A l'heure du nouveau coronavirus qui, depuis la ville de Wuhan, fait trembler les principales places financières et provoque les pires inquiétudes sur la viabilité des chaines d'approvisionnement d'une économie mondialisée où la Chine joue le premier rôle, lire Les manifestes de Yen Fou (éd. Fayard, 1977, traduit du chinois par François Houang) a quelque chose d'assez surréaliste. On y découvre un homme très en colère contre l'incapacité de son pays à assurer son avenir. Yan Fu (1853-1921) fut l'auteur de quatre manifestes parus en 1895 qui secouèrent l'Empire du Milieu, alors assailli de toutes parts par les Occidentaux et attaqué par le Japon et dans lesquels il pressait son pays de s'inspirer de l'Occident pour assurer sa survie.

b2ap3_thumbnail_IMG_E4648.jpg Yan Fu (1853-1921)

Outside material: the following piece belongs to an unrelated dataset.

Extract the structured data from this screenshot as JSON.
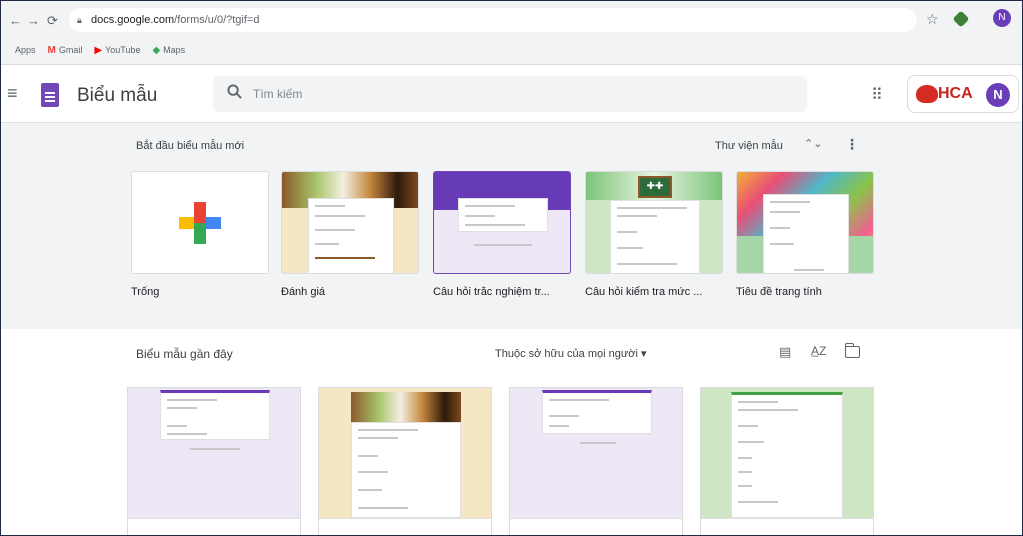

Les écrits de Yan Fu — ses manifestes mais aussi ses différentes traductions d'ouvrages occidentaux – sont considérés comme "une œuvre essentielle pour comprendre la genèse de la Chine contemporaine", écrit François Houang. Mao Zedong lui-même le classa parmi "les hommes de progrès chinois" – aux côtés de Hong Xiuquan, le chef de la Révolte des Taiping, de Kang Youwei, un réformateur proche du jeune empereur Guanxu, et de Sun Yat-sen, le "père" de la première République chinoise – qui se tournèrent vers l'Occident pour trouver le moyen de sortir la Chine de son impuissance et de son déclin.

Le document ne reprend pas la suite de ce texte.